Kasus Randi telah selesai di pengadilan. Terpidana adalah Brigadir AM. Ia divonis 4 tahun penjara. Menurut hakim, terdakwa terbukti secara sah dan meyakinkan melanggar Pasal 359 dan 360 KUHP. Namun, hingga kini, kasus Yusuf belum tuntas. Pelakunya belum diketahui.
Hamzah, yang mengklaim mewakili keluarga besar Randi-Yusuf, menyampaikan, kasus kematian ini belum terang sepenuhnya. ”Polisi selalu beralasan tidak ada saksi dan otopsi yang tidak dilakukan. Padahal, saksi sudah ada, tapi tidak pernah dimintai keterangan. Otopsi juga bisa dilakukan tanpa harus dengan persetujuan keluarga,” katanya.
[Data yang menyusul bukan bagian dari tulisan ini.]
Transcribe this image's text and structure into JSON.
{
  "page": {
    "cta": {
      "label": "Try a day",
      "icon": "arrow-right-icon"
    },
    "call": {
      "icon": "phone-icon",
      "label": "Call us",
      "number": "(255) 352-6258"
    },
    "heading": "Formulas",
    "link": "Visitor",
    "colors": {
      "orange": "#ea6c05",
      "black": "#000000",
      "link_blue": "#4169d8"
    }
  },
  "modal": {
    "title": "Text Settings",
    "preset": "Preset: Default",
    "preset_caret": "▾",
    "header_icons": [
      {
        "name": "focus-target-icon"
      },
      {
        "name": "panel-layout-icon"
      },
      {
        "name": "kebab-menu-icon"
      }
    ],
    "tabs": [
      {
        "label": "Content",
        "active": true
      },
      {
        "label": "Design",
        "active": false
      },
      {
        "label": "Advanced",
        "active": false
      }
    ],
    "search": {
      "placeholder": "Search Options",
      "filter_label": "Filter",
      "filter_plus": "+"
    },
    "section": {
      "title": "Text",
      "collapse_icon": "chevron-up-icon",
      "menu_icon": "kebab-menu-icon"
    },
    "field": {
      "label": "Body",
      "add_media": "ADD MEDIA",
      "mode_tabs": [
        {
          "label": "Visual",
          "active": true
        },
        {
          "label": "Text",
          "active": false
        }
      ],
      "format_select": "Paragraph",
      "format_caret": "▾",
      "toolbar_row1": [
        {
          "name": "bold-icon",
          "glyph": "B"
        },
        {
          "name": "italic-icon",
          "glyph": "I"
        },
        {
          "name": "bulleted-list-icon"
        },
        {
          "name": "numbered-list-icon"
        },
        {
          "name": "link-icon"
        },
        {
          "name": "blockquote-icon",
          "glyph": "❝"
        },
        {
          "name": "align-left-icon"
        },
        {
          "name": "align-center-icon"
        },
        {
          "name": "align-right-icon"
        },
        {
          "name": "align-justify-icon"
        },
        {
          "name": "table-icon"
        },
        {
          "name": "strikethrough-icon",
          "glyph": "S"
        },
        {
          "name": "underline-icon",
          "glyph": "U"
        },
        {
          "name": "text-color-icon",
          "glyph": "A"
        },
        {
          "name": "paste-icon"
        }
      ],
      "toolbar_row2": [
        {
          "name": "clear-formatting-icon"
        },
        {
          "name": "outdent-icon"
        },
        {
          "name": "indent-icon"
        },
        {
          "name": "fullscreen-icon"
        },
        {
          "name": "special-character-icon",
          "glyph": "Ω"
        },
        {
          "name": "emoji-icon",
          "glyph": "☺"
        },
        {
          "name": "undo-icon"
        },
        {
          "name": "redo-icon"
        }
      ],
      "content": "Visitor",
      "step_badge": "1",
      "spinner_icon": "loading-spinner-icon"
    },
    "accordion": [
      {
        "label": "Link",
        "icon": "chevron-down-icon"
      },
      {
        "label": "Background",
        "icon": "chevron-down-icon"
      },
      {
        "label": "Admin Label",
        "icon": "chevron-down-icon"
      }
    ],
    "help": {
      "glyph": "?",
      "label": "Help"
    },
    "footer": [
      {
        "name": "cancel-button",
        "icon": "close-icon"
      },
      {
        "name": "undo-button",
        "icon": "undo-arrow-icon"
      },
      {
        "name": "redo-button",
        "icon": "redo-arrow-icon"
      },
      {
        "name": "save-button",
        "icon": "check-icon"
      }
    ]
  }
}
Oleh sebab itu, ia melanjutkan, tidak ada alasan aparat tidak mengusut kasus ini hingga menemukan pelakunya. Aparat juga harus secara terbuka melaporkan penyelidikan dan terus mengusut kasus ini.
Direktur Kriminal Umum Polda Sultra Ajun Komisaris Besar Bambang Wijanarko menuturkan, pihaknya tidak pernah berhenti mengusut kasus kematian Yusuf. Bahkan, tiga pekan lalu, gelar perkara dilakukan untuk mengetahui duduk perkara kasus ini.
Salah satu penyebab kasus ini belum ditingkatkan menjadi penyidikan, kata Bambang, adalah urung diketahuinya penyebab kematian Yusuf. Meski terluka di kepala, otopsi tidak dilakukan sehingga sebab meninggalnya Yusuf tidak jelas.
”Apakah Yusuf meninggal akibat tembakan anggota, itu belum bisa mengarah ke sana. Karena dokter belum mengidentifikasikan lukanya tembus,” kata Bambang.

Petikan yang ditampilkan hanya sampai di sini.